Value Investor Daily #50

Car makers are crazy cheap right now, but are they too risky?

Car manufacturers are trading at super cheap multiples right now. What’s going on?

Six auto manufacturers are trading for less than three times cash flow right now.

Company

Ticker

P/FCF

Div yield

Stellantis

STLA

2.55

12.39%

GM

GM

2.65

0.99%

Nissan

NSANY

2.74

4.48%

Volkswagen

VWAGY

2.88

9.05%

Subaru

FUJHY

3.00

3.91%

Ford

F

3.01

5.68%

Is there an opportunity here? Let’s take a look.

Of those stocks above, only GM (GM) is higher this year, up 27% YTD.

Stellantis (STLA) is down the most, 42% YTD. It has the lowest price-to-cash-flow of the group, 2.55x.

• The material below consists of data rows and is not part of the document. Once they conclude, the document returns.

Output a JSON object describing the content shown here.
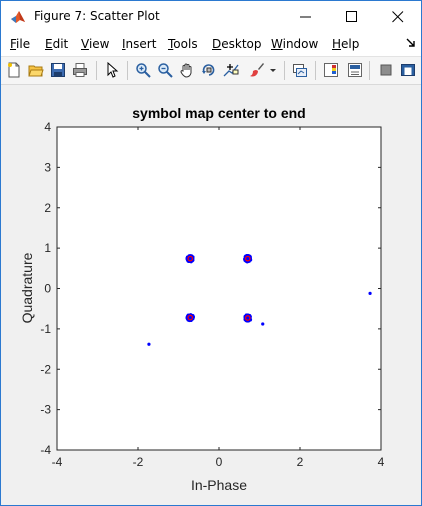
{
  "window": {
    "title": "Figure 7: Scatter Plot"
  },
  "menu": {
    "items": [
      {
        "accel": "F",
        "rest": "ile"
      },
      {
        "accel": "E",
        "rest": "dit"
      },
      {
        "accel": "V",
        "rest": "iew"
      },
      {
        "accel": "I",
        "rest": "nsert"
      },
      {
        "accel": "T",
        "rest": "ools"
      },
      {
        "accel": "D",
        "rest": "esktop"
      },
      {
        "accel": "W",
        "rest": "indow"
      },
      {
        "accel": "H",
        "rest": "elp"
      }
    ]
  },
  "toolbar": {
    "icons": [
      "new-figure-icon",
      "open-file-icon",
      "save-icon",
      "print-icon",
      "edit-plot-arrow-icon",
      "zoom-in-icon",
      "zoom-out-icon",
      "pan-icon",
      "rotate-3d-icon",
      "data-cursor-icon",
      "brush-icon",
      "brush-dropdown-icon",
      "link-plot-icon",
      "insert-colorbar-icon",
      "insert-legend-icon",
      "hide-plot-tools-icon",
      "show-plot-tools-icon"
    ]
  },
  "colors": {
    "marker": "#0000ff",
    "marker_centroid": "#ff0000",
    "axes_background": "#ffffff",
    "figure_background": "#f0f0f0"
  },
  "chart_data": {
    "type": "scatter",
    "title": "symbol map center to end",
    "xlabel": "In-Phase",
    "ylabel": "Quadrature",
    "xlim": [
      -4,
      4
    ],
    "ylim": [
      -4,
      4
    ],
    "xticks": [
      -4,
      -2,
      0,
      2,
      4
    ],
    "yticks": [
      4,
      3,
      2,
      1,
      0,
      -1,
      -2,
      -3,
      -4
    ],
    "grid": false,
    "legend": "none",
    "clusters": [
      {
        "center": [
          -0.71,
          0.74
        ],
        "spread": 0.08
      },
      {
        "center": [
          0.71,
          0.74
        ],
        "spread": 0.08
      },
      {
        "center": [
          -0.71,
          -0.72
        ],
        "spread": 0.08
      },
      {
        "center": [
          0.71,
          -0.73
        ],
        "spread": 0.08
      }
    ],
    "centroids": [
      [
        -0.71,
        0.74
      ],
      [
        0.71,
        0.74
      ],
      [
        -0.71,
        -0.72
      ],
      [
        0.71,
        -0.73
      ]
    ],
    "outliers": [
      [
        3.73,
        -0.12
      ],
      [
        1.08,
        -0.88
      ],
      [
        -1.73,
        -1.38
      ]
    ]
  }
}
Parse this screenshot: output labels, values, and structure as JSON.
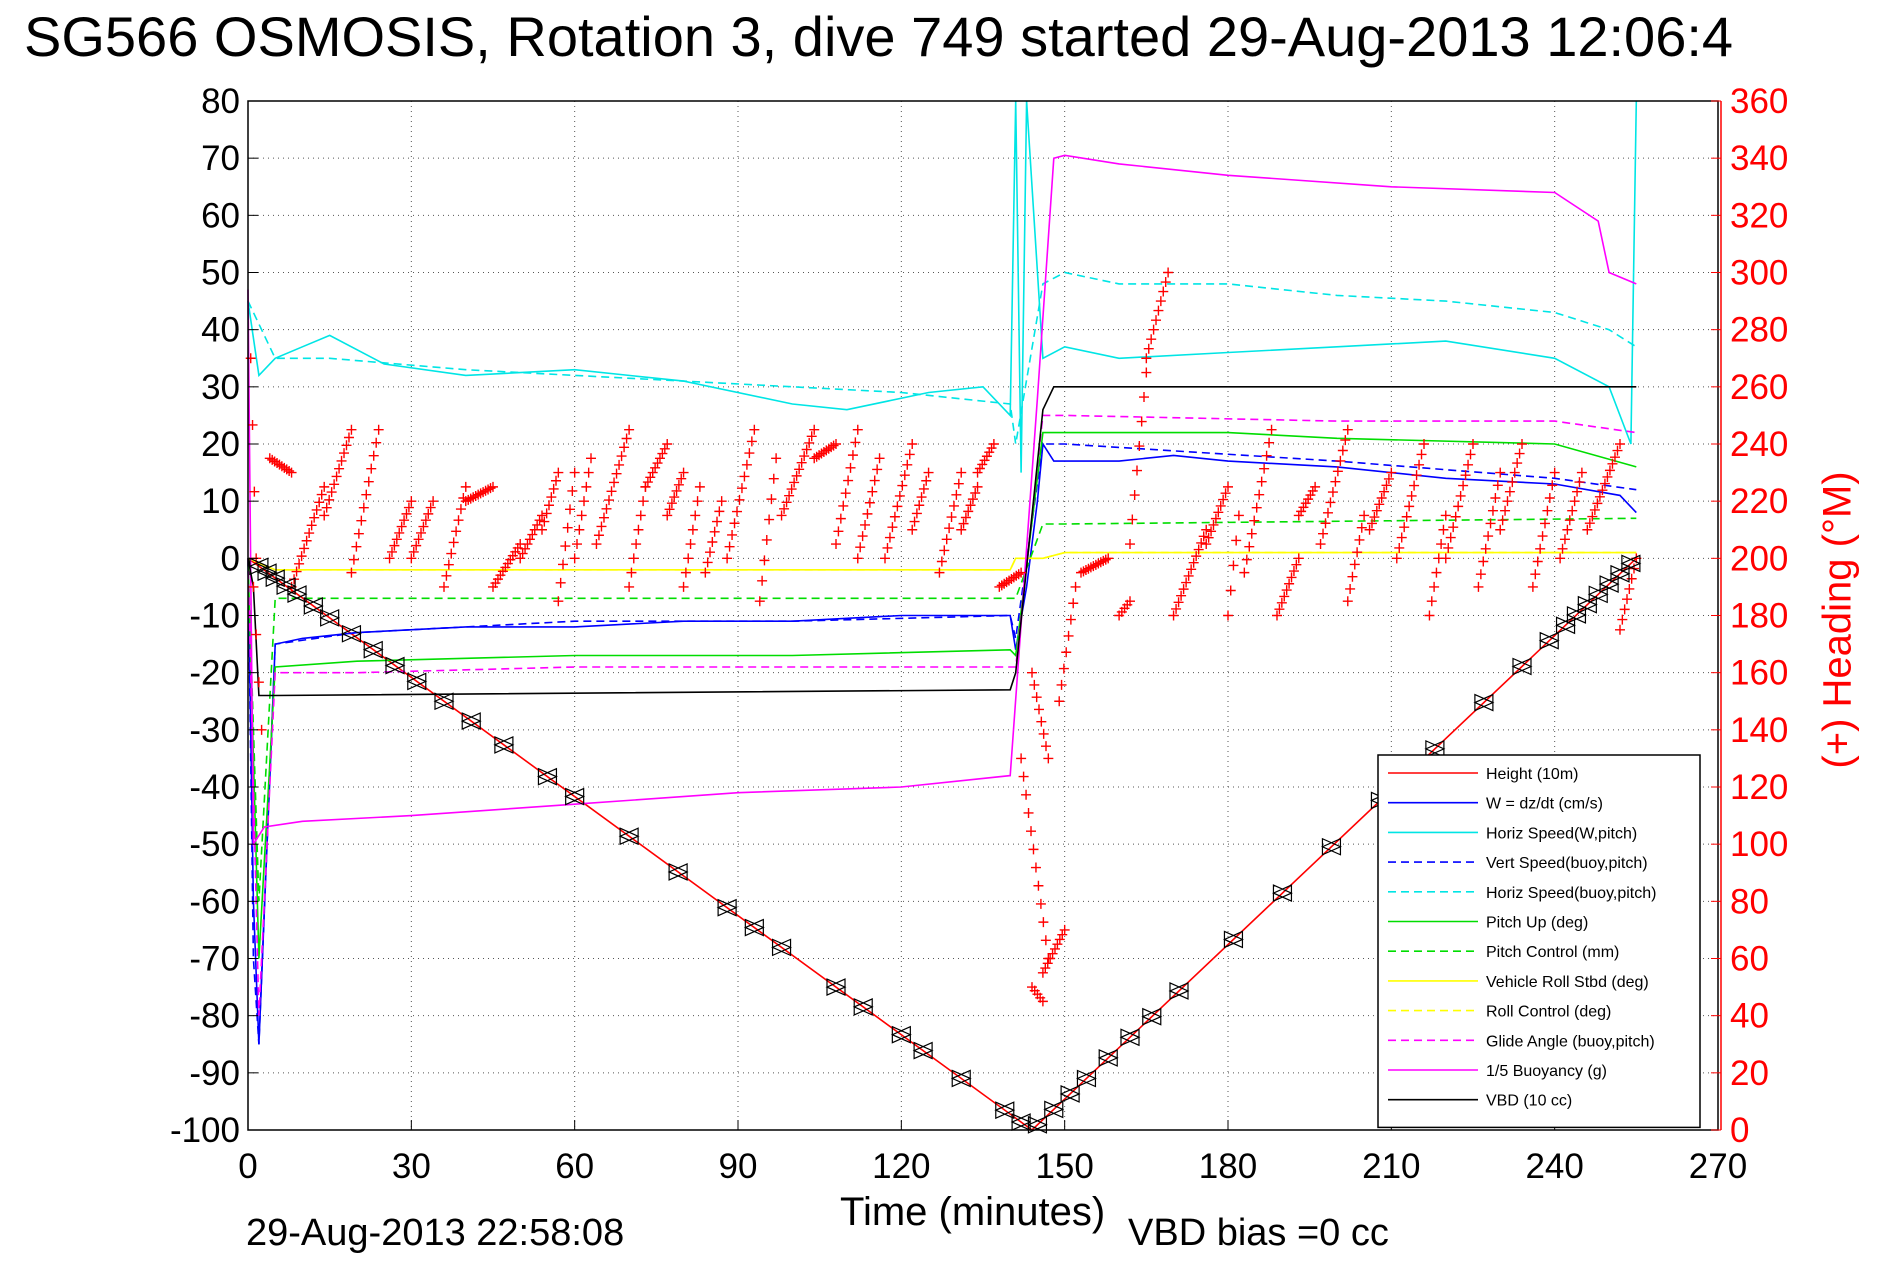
{
  "chart_data": {
    "type": "line",
    "title": "SG566 OSMOSIS, Rotation 3, dive 749 started 29-Aug-2013 12:06:4",
    "xlabel": "Time (minutes)",
    "ylabel": "",
    "y2label": "(+) Heading (°M)",
    "footer_left": "29-Aug-2013 22:58:08",
    "footer_right": "VBD bias =0 cc",
    "xlim": [
      0,
      270
    ],
    "ylim": [
      -100,
      80
    ],
    "y2lim": [
      0,
      360
    ],
    "grid": true,
    "legend_position": "bottom-right",
    "x_ticks": [
      "0",
      "30",
      "60",
      "90",
      "120",
      "150",
      "180",
      "210",
      "240",
      "270"
    ],
    "y_ticks": [
      "80",
      "70",
      "60",
      "50",
      "40",
      "30",
      "20",
      "10",
      "0",
      "-10",
      "-20",
      "-30",
      "-40",
      "-50",
      "-60",
      "-70",
      "-80",
      "-90",
      "-100"
    ],
    "y2_ticks": [
      "360",
      "340",
      "320",
      "300",
      "280",
      "260",
      "240",
      "220",
      "200",
      "180",
      "160",
      "140",
      "120",
      "100",
      "80",
      "60",
      "40",
      "20",
      "0"
    ],
    "colors": {
      "height": "#ff0000",
      "w": "#0000ff",
      "horiz_speed": "#00e5e5",
      "pitch": "#00dd00",
      "roll": "#ffff00",
      "glide": "#ff00ff",
      "buoyancy": "#ff00ff",
      "vbd": "#000000",
      "heading": "#ff0000",
      "markers": "#000000"
    },
    "series": [
      {
        "name": "Height (10m)",
        "style": "solid",
        "color": "#ff0000",
        "x": [
          0,
          144,
          255
        ],
        "y": [
          0,
          -100,
          0
        ]
      },
      {
        "name": "W = dz/dt (cm/s)",
        "style": "solid",
        "color": "#0000ff",
        "x": [
          0,
          1,
          2,
          5,
          10,
          20,
          40,
          60,
          80,
          100,
          120,
          140,
          141,
          143,
          145,
          146,
          148,
          150,
          160,
          170,
          180,
          200,
          220,
          240,
          252,
          255
        ],
        "y": [
          0,
          -60,
          -85,
          -15,
          -14,
          -13,
          -12,
          -12,
          -11,
          -11,
          -10,
          -10,
          -16,
          -5,
          10,
          20,
          17,
          17,
          17,
          18,
          17,
          16,
          14,
          13,
          11,
          8
        ]
      },
      {
        "name": "Horiz Speed(W,pitch)",
        "style": "solid",
        "color": "#00e5e5",
        "x": [
          0,
          2,
          5,
          10,
          15,
          25,
          40,
          60,
          80,
          100,
          110,
          125,
          135,
          140,
          141,
          142,
          143,
          146,
          150,
          160,
          180,
          200,
          220,
          240,
          250,
          254,
          255
        ],
        "y": [
          45,
          32,
          35,
          37,
          39,
          34,
          32,
          33,
          31,
          27,
          26,
          29,
          30,
          25,
          80,
          15,
          80,
          35,
          37,
          35,
          36,
          37,
          38,
          35,
          30,
          20,
          80
        ]
      },
      {
        "name": "Vert Speed(buoy,pitch)",
        "style": "dashed",
        "color": "#0000ff",
        "x": [
          0,
          1,
          2,
          5,
          20,
          60,
          100,
          140,
          141,
          146,
          150,
          200,
          240,
          255
        ],
        "y": [
          0,
          -70,
          -85,
          -15,
          -13,
          -11,
          -11,
          -10,
          -14,
          20,
          20,
          17,
          14,
          12
        ]
      },
      {
        "name": "Horiz Speed(buoy,pitch)",
        "style": "dashed",
        "color": "#00e5e5",
        "x": [
          0,
          5,
          15,
          40,
          80,
          120,
          140,
          141,
          146,
          150,
          160,
          180,
          200,
          220,
          240,
          250,
          255
        ],
        "y": [
          45,
          35,
          35,
          33,
          31,
          29,
          27,
          20,
          48,
          50,
          48,
          48,
          46,
          45,
          43,
          40,
          37
        ]
      },
      {
        "name": "Pitch Up (deg)",
        "style": "solid",
        "color": "#00dd00",
        "x": [
          0,
          2,
          5,
          20,
          60,
          100,
          140,
          141,
          146,
          150,
          180,
          200,
          240,
          255
        ],
        "y": [
          0,
          -70,
          -19,
          -18,
          -17,
          -17,
          -16,
          -17,
          22,
          22,
          22,
          21,
          20,
          16
        ]
      },
      {
        "name": "Pitch Control (mm)",
        "style": "dashed",
        "color": "#00dd00",
        "x": [
          0,
          2,
          5,
          140,
          141,
          146,
          150,
          255
        ],
        "y": [
          0,
          -60,
          -7,
          -7,
          -7,
          6,
          6,
          7
        ]
      },
      {
        "name": "Vehicle Roll Stbd (deg)",
        "style": "solid",
        "color": "#ffff00",
        "x": [
          0,
          5,
          140,
          141,
          146,
          150,
          255
        ],
        "y": [
          0,
          -2,
          -2,
          0,
          0,
          1,
          1
        ]
      },
      {
        "name": "Roll Control (deg)",
        "style": "dashed",
        "color": "#ffff00",
        "x": [
          0,
          5,
          140,
          141,
          146,
          150,
          255
        ],
        "y": [
          0,
          -2,
          -2,
          0,
          0,
          1,
          1
        ]
      },
      {
        "name": "Glide Angle (buoy,pitch)",
        "style": "dashed",
        "color": "#ff00ff",
        "x": [
          0,
          1,
          2,
          5,
          20,
          60,
          100,
          140,
          141,
          146,
          150,
          200,
          240,
          255
        ],
        "y": [
          0,
          -40,
          -80,
          -20,
          -20,
          -19,
          -19,
          -19,
          -19,
          25,
          25,
          24,
          24,
          22
        ]
      },
      {
        "name": "1/5 Buoyancy (g)",
        "style": "solid",
        "color": "#ff00ff",
        "x": [
          0,
          1,
          3,
          10,
          30,
          60,
          90,
          120,
          140,
          145,
          148,
          150,
          160,
          180,
          210,
          240,
          248,
          250,
          255
        ],
        "y": [
          47,
          -50,
          -47,
          -46,
          -45,
          -43,
          -41,
          -40,
          -38,
          28,
          70,
          70.5,
          69,
          67,
          65,
          64,
          59,
          50,
          48
        ]
      },
      {
        "name": "VBD (10 cc)",
        "style": "solid",
        "color": "#000000",
        "x": [
          0,
          1,
          2,
          5,
          140,
          141,
          146,
          148,
          255
        ],
        "y": [
          0,
          -5,
          -24,
          -24,
          -23,
          -20,
          26,
          30,
          30
        ]
      }
    ],
    "heading_segments": [
      {
        "x": [
          0.5,
          1.5
        ],
        "h": [
          270,
          200
        ]
      },
      {
        "x": [
          1,
          2.5
        ],
        "h": [
          190,
          140
        ]
      },
      {
        "x": [
          4,
          8
        ],
        "h": [
          235,
          230
        ]
      },
      {
        "x": [
          8,
          14
        ],
        "h": [
          190,
          225
        ]
      },
      {
        "x": [
          14,
          19
        ],
        "h": [
          215,
          245
        ]
      },
      {
        "x": [
          19,
          24
        ],
        "h": [
          195,
          245
        ]
      },
      {
        "x": [
          26,
          30
        ],
        "h": [
          200,
          220
        ]
      },
      {
        "x": [
          30,
          34
        ],
        "h": [
          200,
          220
        ]
      },
      {
        "x": [
          36,
          40
        ],
        "h": [
          190,
          225
        ]
      },
      {
        "x": [
          40,
          45
        ],
        "h": [
          220,
          225
        ]
      },
      {
        "x": [
          45,
          50
        ],
        "h": [
          190,
          205
        ]
      },
      {
        "x": [
          50,
          54
        ],
        "h": [
          200,
          215
        ]
      },
      {
        "x": [
          54,
          57
        ],
        "h": [
          210,
          230
        ]
      },
      {
        "x": [
          57,
          60
        ],
        "h": [
          185,
          230
        ]
      },
      {
        "x": [
          60,
          63
        ],
        "h": [
          200,
          235
        ]
      },
      {
        "x": [
          64,
          70
        ],
        "h": [
          205,
          245
        ]
      },
      {
        "x": [
          70,
          73
        ],
        "h": [
          190,
          225
        ]
      },
      {
        "x": [
          73,
          77
        ],
        "h": [
          225,
          240
        ]
      },
      {
        "x": [
          77,
          80
        ],
        "h": [
          215,
          230
        ]
      },
      {
        "x": [
          80,
          83
        ],
        "h": [
          190,
          225
        ]
      },
      {
        "x": [
          84,
          87
        ],
        "h": [
          195,
          220
        ]
      },
      {
        "x": [
          88,
          93
        ],
        "h": [
          200,
          245
        ]
      },
      {
        "x": [
          94,
          97
        ],
        "h": [
          185,
          235
        ]
      },
      {
        "x": [
          98,
          104
        ],
        "h": [
          215,
          245
        ]
      },
      {
        "x": [
          104,
          108
        ],
        "h": [
          235,
          240
        ]
      },
      {
        "x": [
          108,
          112
        ],
        "h": [
          205,
          245
        ]
      },
      {
        "x": [
          112,
          116
        ],
        "h": [
          200,
          235
        ]
      },
      {
        "x": [
          117,
          122
        ],
        "h": [
          200,
          240
        ]
      },
      {
        "x": [
          122,
          125
        ],
        "h": [
          210,
          230
        ]
      },
      {
        "x": [
          127,
          131
        ],
        "h": [
          195,
          230
        ]
      },
      {
        "x": [
          131,
          134
        ],
        "h": [
          210,
          225
        ]
      },
      {
        "x": [
          134,
          137
        ],
        "h": [
          230,
          240
        ]
      },
      {
        "x": [
          138,
          142
        ],
        "h": [
          190,
          195
        ]
      },
      {
        "x": [
          142,
          147
        ],
        "h": [
          130,
          60
        ]
      },
      {
        "x": [
          144,
          146
        ],
        "h": [
          50,
          45
        ]
      },
      {
        "x": [
          146,
          150
        ],
        "h": [
          55,
          70
        ]
      },
      {
        "x": [
          144,
          147
        ],
        "h": [
          160,
          130
        ]
      },
      {
        "x": [
          149,
          152
        ],
        "h": [
          150,
          190
        ]
      },
      {
        "x": [
          153,
          158
        ],
        "h": [
          195,
          200
        ]
      },
      {
        "x": [
          160,
          162
        ],
        "h": [
          180,
          185
        ]
      },
      {
        "x": [
          162,
          165
        ],
        "h": [
          205,
          265
        ]
      },
      {
        "x": [
          165,
          169
        ],
        "h": [
          270,
          300
        ]
      },
      {
        "x": [
          170,
          176
        ],
        "h": [
          180,
          210
        ]
      },
      {
        "x": [
          176,
          180
        ],
        "h": [
          205,
          225
        ]
      },
      {
        "x": [
          180,
          182
        ],
        "h": [
          180,
          215
        ]
      },
      {
        "x": [
          183,
          188
        ],
        "h": [
          195,
          245
        ]
      },
      {
        "x": [
          189,
          193
        ],
        "h": [
          180,
          200
        ]
      },
      {
        "x": [
          193,
          196
        ],
        "h": [
          215,
          225
        ]
      },
      {
        "x": [
          197,
          202
        ],
        "h": [
          205,
          245
        ]
      },
      {
        "x": [
          202,
          205
        ],
        "h": [
          185,
          215
        ]
      },
      {
        "x": [
          206,
          210
        ],
        "h": [
          210,
          230
        ]
      },
      {
        "x": [
          211,
          216
        ],
        "h": [
          200,
          240
        ]
      },
      {
        "x": [
          217,
          220
        ],
        "h": [
          180,
          215
        ]
      },
      {
        "x": [
          220,
          225
        ],
        "h": [
          200,
          240
        ]
      },
      {
        "x": [
          226,
          230
        ],
        "h": [
          190,
          230
        ]
      },
      {
        "x": [
          230,
          234
        ],
        "h": [
          210,
          240
        ]
      },
      {
        "x": [
          236,
          240
        ],
        "h": [
          190,
          230
        ]
      },
      {
        "x": [
          241,
          245
        ],
        "h": [
          200,
          230
        ]
      },
      {
        "x": [
          246,
          252
        ],
        "h": [
          210,
          240
        ]
      },
      {
        "x": [
          252,
          255
        ],
        "h": [
          175,
          200
        ]
      }
    ],
    "depth_markers_x": [
      2,
      3.5,
      5,
      7,
      9,
      12,
      15,
      19,
      23,
      27,
      31,
      36,
      41,
      47,
      55,
      60,
      70,
      79,
      88,
      93,
      98,
      108,
      113,
      120,
      124,
      131,
      139,
      142,
      145,
      148,
      151,
      154,
      158,
      162,
      166,
      171,
      181,
      190,
      199,
      208,
      218,
      227,
      234,
      239,
      242,
      244,
      246,
      248,
      250,
      252,
      254
    ]
  },
  "legend": [
    {
      "label": "Height (10m)",
      "color": "#ff0000",
      "style": "solid"
    },
    {
      "label": "W = dz/dt (cm/s)",
      "color": "#0000ff",
      "style": "solid"
    },
    {
      "label": "Horiz Speed(W,pitch)",
      "color": "#00e5e5",
      "style": "solid"
    },
    {
      "label": "Vert Speed(buoy,pitch)",
      "color": "#0000ff",
      "style": "dashed"
    },
    {
      "label": "Horiz Speed(buoy,pitch)",
      "color": "#00e5e5",
      "style": "dashed"
    },
    {
      "label": "Pitch Up (deg)",
      "color": "#00dd00",
      "style": "solid"
    },
    {
      "label": "Pitch Control (mm)",
      "color": "#00dd00",
      "style": "dashed"
    },
    {
      "label": "Vehicle Roll Stbd (deg)",
      "color": "#ffff00",
      "style": "solid"
    },
    {
      "label": "Roll Control (deg)",
      "color": "#ffff00",
      "style": "dashed"
    },
    {
      "label": "Glide Angle (buoy,pitch)",
      "color": "#ff00ff",
      "style": "dashed"
    },
    {
      "label": "1/5 Buoyancy (g)",
      "color": "#ff00ff",
      "style": "solid"
    },
    {
      "label": "VBD (10 cc)",
      "color": "#000000",
      "style": "solid"
    }
  ]
}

Stellantis is the owner of Dodge, Jeep, and Chrysler. The company recently lowered its guidance.

It was expecting positive cash flow for the year, but it’s now forecasting negative 5 to 10 billion euros.

GM, Ford, and Toyota all dropped on the news.

Stellantis faced several challenges in Q2 2024 that led to disappointing sales and cash flow results, which they discussed on the latest earnings call:

  • Headwinds: The company experienced a "perfect convergence of several headwinds" including high R&D and M&A expenses, operational flaws, and ineffective marketing tactics in the U.S. market .

  • North America Performance: Decline in Adjusted Operating Income margin to 11.4% and a drop in market share to 8.2%, with around 100,000 units of shipments lost due to discontinuation of certain vehicles.

  • Revenue Decline: Consolidated shipments were down 10% in H1 2024, leading to a 14% decline in net revenues.

  • Negative Free Cash Flow: The negative industrial free cash flow of €400 million in H1 was attributed to lower AOI, higher investments, and working capital impacts.

The company has been slow to offer price incentives. Inventory at car dealer lots is rising, now averaging 56 days, up from a low of 25 days in 2022.

TTM sales are down 9% YoY to $187 billion.

Free cash flow is down TTM.

FinChat.io - STLA Free cash flow

The CEO announced that the company is releasing 20 new cars this year to address the demand problem. They’re also “looking at the incentives and any price adjustments that will be eventually needed.”